I thought my reply to your question was very clear, but I will repeat the key sentence but this time with capitalised words of importance in case you missed them the first time around...

"In the case of the Ortofon test disc, the test signal IS PRE-EMPHASISED FOR RIAA therefore the output of a phono stage would be a flat signal within the tolerancing of the phono stage EQ."

Secondly, as I pointed out, the test discs in question assume that a conventional phono stage is being used, therefore pre-emphasis is typically applied to the signal whilst proper test discs made to the DIN standard are linear cuts without pre-emphasis at a reference amplitude of 11.25um for 0dB.
Pink noise is typically used for testing loudspeaker sensitivity and subjective response balance because the 1/f spectral noise power is closer to that found in natural systems to which the human auditory system is attuned to. Hence, sound engineers use pink noise to evaluate room response.
White noise is an equal amplitude signal and is therefore ideal for analytical measurements not involving the subjectivity of the auditory nerve centre. Pink noise is derived by filtering white noise with a 10dB/decade attenuation characteristic.

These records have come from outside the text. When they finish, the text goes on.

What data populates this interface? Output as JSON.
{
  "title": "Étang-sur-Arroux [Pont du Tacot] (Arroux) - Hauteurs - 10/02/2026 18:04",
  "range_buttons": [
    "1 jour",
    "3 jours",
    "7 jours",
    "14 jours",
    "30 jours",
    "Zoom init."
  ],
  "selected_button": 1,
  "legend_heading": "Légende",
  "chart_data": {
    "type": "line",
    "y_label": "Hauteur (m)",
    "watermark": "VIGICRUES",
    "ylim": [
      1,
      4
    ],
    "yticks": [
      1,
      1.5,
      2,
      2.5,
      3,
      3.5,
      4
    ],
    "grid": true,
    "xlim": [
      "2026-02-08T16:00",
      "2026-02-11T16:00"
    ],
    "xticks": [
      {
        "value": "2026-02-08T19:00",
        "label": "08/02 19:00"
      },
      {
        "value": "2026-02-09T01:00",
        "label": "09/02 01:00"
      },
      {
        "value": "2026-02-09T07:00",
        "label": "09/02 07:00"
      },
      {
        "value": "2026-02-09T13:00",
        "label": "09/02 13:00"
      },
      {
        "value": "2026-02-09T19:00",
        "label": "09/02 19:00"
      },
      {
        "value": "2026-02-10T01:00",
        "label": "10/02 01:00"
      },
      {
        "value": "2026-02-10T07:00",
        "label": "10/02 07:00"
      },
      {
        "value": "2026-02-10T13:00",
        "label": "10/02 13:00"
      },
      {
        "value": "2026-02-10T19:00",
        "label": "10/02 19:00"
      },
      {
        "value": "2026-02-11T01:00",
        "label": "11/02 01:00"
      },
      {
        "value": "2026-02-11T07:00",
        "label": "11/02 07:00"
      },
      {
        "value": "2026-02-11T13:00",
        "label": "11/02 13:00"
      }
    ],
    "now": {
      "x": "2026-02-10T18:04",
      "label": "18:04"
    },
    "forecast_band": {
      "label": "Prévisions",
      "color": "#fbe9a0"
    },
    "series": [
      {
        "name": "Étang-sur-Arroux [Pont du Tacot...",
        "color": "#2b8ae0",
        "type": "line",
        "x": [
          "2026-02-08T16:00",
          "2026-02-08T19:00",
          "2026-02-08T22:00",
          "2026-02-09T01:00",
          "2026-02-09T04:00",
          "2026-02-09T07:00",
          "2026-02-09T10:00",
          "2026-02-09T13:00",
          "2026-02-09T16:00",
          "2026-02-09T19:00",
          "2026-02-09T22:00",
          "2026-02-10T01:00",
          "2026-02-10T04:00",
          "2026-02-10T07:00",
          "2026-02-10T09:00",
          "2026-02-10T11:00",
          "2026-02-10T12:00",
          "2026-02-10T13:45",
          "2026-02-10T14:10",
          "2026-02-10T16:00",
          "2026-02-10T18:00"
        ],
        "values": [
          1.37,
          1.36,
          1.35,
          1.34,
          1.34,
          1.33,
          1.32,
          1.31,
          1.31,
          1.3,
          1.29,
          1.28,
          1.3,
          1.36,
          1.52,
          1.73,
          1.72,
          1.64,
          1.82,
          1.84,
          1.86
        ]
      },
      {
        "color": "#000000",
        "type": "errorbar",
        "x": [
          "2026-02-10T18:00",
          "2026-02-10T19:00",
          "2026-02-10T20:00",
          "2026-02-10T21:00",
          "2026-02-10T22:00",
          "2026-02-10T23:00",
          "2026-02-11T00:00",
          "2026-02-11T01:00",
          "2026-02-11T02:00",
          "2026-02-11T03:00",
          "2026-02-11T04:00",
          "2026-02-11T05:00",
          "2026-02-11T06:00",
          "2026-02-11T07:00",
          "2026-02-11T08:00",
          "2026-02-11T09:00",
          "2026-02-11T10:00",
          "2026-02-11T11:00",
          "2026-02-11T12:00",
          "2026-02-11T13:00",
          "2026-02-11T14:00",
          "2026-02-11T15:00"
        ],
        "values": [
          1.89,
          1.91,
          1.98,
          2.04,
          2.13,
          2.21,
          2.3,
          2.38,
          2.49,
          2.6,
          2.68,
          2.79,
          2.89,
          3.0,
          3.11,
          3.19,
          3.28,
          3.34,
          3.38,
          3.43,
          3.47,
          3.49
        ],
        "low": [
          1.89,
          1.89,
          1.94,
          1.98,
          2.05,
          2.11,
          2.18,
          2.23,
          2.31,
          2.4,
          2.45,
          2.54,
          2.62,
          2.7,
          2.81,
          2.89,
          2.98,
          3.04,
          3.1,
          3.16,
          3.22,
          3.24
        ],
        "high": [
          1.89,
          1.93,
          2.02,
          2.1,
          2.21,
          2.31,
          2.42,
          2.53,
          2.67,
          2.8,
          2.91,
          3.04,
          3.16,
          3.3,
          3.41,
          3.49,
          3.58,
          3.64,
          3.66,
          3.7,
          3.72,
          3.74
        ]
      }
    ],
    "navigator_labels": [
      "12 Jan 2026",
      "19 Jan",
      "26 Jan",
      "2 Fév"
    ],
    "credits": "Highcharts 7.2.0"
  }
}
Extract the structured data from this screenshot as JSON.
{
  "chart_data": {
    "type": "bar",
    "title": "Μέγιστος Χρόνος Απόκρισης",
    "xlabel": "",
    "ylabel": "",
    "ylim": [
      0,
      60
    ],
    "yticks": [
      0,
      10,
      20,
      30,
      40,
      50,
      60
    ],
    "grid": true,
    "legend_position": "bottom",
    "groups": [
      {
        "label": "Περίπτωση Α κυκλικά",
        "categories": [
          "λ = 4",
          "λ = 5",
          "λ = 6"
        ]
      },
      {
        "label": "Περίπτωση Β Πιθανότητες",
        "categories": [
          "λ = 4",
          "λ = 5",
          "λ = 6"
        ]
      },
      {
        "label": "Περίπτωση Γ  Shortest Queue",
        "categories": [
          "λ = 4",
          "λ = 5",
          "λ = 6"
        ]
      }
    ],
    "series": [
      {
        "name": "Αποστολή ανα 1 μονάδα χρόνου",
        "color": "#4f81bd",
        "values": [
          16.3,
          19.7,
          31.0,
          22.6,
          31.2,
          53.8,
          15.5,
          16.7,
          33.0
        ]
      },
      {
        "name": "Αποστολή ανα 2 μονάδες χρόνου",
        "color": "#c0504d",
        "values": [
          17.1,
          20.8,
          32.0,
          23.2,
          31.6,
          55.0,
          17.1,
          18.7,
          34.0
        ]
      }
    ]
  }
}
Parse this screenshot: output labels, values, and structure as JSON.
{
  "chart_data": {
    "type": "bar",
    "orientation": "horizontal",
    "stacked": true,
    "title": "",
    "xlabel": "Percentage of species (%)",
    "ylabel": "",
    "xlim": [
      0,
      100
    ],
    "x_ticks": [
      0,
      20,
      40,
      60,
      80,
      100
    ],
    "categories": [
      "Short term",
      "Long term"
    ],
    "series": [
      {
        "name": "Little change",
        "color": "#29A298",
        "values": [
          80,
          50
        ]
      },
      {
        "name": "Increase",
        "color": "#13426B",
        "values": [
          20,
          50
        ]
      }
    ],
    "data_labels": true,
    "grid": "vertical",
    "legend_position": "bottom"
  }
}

Your statement that a pink noise test tone will give a flat response with a magnetic phono cartridge is incorrect for the commonly available consumer test discs such as the HFNRR and AP Ultimate Analogue Test LP which assume that the user will play back through a standard phono stage.
Using the pink test signal from the AP Ultimate Analogue Test LP, the spectrum on the left is with flat gain and the spectrum on the right is the RIAA equalised signal with the frequency range zoomed into just below 1kHz to just above 10kHz. You will note that with flat gain the response is up ~4dB at 10kHz with respect to 1kHz. When RIAA EQ is applied, the response drops by the expected 10dB/decade and the cartridge tested shows a fairly linear response of the Pink Noise test signal

The RIAA emphasised white noise test signal yields a flat response as expected from the "equal amplitude" characteristic of white noise.